L’augmentation constante des menaces nucléaires et de missiles de la Corée du Nord, y compris un essai de missile à longue portée le matin du sommet de Yoon-Kishida, et les inquiétudes concernant la contestation par la Chine de l’ordre régional fondé sur des règles existantes, ont également joué en faveur d’une amélioration de Relations Corée-Japon. Les deux alliés américains prennent désormais des mesures pragmatiques pour améliorer la coopération en matière de sécurité dans la péninsule coréenne et dans l’Indo-Pacifique.

Tout cela est de bon augure pour Washington, qui cherche à mobiliser des alliés et des partenaires partageant les mêmes idées pour maintenir la sécurité régionale. Comme indiqué dans la déclaration de Phnom Penh sur le partenariat trilatéral États-Unis-Japon-République de Corée pour l’Indo-Pacifique, l’administration Biden souhaiterait particulièrement que ses deux alliés coopèrent sur un large éventail de questions au-delà de l’Asie du Nord-Est. Le Japon a adopté sa stratégie indo-pacifique libre et ouverte avant même les États-Unis en 2018. La Corée du Sud ayant publié sa propre stratégie indo-pacifique fin 2022, une coopération plus poussée dans les domaines des technologies émergentes, du changement climatique et du financement du développement , entre autres, sont également de mise.

Vents contraires de la politique intérieure

Bien que la réunion ait des implications positives importantes pour une relation Corée du Sud-Japon « orientée vers l’avenir » et, par extension, les relations trilatérales États-Unis-Japon-Corée du Sud, toutes les parties doivent faire plus de travail pour cimenter les nouveaux gains dans les relations bilatérales. Le principal parti d’opposition sud-coréen, le Parti démocrate, a qualifié l’accord du gouvernement Yoon avec le Japon sur la question du travail forcé de « moment le plus humiliant » de l’histoire diplomatique de la Corée du Sud. De même, l’opposition a réprimandé Yoon pour avoir mis fin à sa rencontre avec Kishida sans recevoir d’excuses. Un récent sondage Gallup indiquait que 59 % des Sud-Coréens s’opposaient également au « geste unilatéral » de Yoon envers le Japon. En laissant les entreprises sud-coréennes plutôt que japonaises indemniser les victimes, les opposants pensent que Yoon a cédé trop de terrain au Japon.

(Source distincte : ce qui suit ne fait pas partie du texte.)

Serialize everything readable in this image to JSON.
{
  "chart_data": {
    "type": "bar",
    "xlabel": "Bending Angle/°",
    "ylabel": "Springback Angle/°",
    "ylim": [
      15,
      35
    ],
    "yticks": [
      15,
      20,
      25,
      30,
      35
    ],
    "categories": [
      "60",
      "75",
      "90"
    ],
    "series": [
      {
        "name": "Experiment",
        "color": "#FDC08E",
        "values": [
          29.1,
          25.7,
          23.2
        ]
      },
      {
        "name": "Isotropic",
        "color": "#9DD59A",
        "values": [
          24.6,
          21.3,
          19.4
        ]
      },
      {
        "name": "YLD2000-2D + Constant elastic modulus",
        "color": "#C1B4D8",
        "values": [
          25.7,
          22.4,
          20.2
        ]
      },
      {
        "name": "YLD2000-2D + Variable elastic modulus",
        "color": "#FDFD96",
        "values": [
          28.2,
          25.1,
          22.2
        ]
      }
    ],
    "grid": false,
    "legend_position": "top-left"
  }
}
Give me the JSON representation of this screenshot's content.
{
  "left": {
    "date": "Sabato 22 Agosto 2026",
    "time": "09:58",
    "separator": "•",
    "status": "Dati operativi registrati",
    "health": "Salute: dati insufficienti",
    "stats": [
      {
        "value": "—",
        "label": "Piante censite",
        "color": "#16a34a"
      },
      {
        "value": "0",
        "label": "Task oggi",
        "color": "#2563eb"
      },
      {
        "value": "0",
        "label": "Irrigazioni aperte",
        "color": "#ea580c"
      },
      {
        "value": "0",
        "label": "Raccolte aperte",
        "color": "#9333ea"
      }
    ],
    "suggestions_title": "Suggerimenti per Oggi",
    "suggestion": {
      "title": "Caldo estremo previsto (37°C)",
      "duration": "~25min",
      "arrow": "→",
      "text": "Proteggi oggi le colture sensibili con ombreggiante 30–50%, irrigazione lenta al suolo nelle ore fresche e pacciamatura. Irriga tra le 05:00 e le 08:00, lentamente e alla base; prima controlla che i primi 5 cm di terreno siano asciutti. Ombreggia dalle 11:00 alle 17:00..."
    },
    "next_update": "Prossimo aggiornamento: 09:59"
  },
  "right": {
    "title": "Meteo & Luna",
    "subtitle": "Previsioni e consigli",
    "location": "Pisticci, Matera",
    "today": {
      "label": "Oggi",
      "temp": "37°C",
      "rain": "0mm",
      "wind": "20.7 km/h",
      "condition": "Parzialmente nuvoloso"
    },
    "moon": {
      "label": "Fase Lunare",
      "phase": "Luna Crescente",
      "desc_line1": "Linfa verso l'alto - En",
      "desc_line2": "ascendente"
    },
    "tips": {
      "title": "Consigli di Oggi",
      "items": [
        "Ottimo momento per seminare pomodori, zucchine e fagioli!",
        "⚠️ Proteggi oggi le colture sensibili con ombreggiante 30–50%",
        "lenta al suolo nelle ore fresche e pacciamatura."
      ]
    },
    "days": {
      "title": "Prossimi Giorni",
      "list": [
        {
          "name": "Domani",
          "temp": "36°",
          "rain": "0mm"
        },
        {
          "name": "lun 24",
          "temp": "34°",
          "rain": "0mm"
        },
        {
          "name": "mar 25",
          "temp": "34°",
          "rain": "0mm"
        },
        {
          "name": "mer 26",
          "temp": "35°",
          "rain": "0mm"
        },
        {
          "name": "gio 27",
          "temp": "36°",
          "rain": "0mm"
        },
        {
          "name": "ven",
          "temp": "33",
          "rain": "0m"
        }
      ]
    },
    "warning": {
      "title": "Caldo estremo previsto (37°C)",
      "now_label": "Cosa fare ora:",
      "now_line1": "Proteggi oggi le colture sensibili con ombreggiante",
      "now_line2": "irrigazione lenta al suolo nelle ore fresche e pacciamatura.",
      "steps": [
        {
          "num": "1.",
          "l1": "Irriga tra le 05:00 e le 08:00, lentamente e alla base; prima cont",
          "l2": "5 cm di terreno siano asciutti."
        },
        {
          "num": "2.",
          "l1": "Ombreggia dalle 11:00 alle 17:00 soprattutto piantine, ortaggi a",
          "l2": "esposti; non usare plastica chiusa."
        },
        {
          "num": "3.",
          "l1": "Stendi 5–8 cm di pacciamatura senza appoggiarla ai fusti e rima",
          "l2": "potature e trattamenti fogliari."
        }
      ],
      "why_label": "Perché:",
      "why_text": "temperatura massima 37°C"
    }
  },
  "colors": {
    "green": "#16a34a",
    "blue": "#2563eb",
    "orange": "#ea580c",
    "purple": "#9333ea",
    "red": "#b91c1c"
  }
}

Pour éviter que la politique intérieure ne torpille à nouveau les relations Corée-Japon, Tokyo peut fournir au gouvernement Yoon une plus grande couverture diplomatique en rencontrant Séoul à mi-chemin sur le fonds de compensation. Jusqu’à présent, la communauté des affaires japonaise n’a pas indiqué si elle ferait des contributions volontaires. Yoon a également mentionné que son gouvernement n’exigerait pas que les entreprises japonaises mettent de l’argent dans le fonds. Cependant, de telles ouvertures peuvent aider à réprimer les manifestations en Corée du Sud ou au moins mettre en évidence la position intraitable des Coréens qui ne veulent faire aucun compromis pour améliorer les relations entre la Corée du Sud et le Japon.

Des excuses sincères sur la question, même si une reformulation des excuses passées telles que celle donnée par le Premier ministre Keizō Obuchi en 1998, feraient également beaucoup pour signaler la volonté de Tokyo de travailler avec Séoul vers un « avenir tourné vers l’avenir du Japon et du Sud ». Relations avec la Corée. Bien sûr, Kishida fait face à ses propres obstacles nationaux pour faire des gestes supplémentaires qui semblent aller au-delà de l’accord bilatéral de 1965 qui, selon Tokyo, a entièrement réglé toutes les questions d’indemnisation. Pour que cet accord fonctionne, cependant, le Japon doit faire preuve de sincérité, de flexibilité et faire preuve d’autant de courage que Yoon en a fait preuve en s’engageant dans cette voie. L’opposition politique sud-coréenne devrait alors faire preuve de retenue pour revenir sur l’accord Yoon-Kishida à l’avenir.

Le sens politique exercé par Yoon et Kishida a permis aux deux dirigeants de franchir une étape importante dans les relations bilatérales entre la Corée du Sud et le Japon. Les problèmes historiques resurgiront inévitablement dans les relations entre la Corée du Sud et le Japon, mais la série de mesures diplomatiques prises au cours de l’année écoulée entre les deux pays offre une opportunité d’approfondir davantage la coopération dans l’Indo-Pacifique.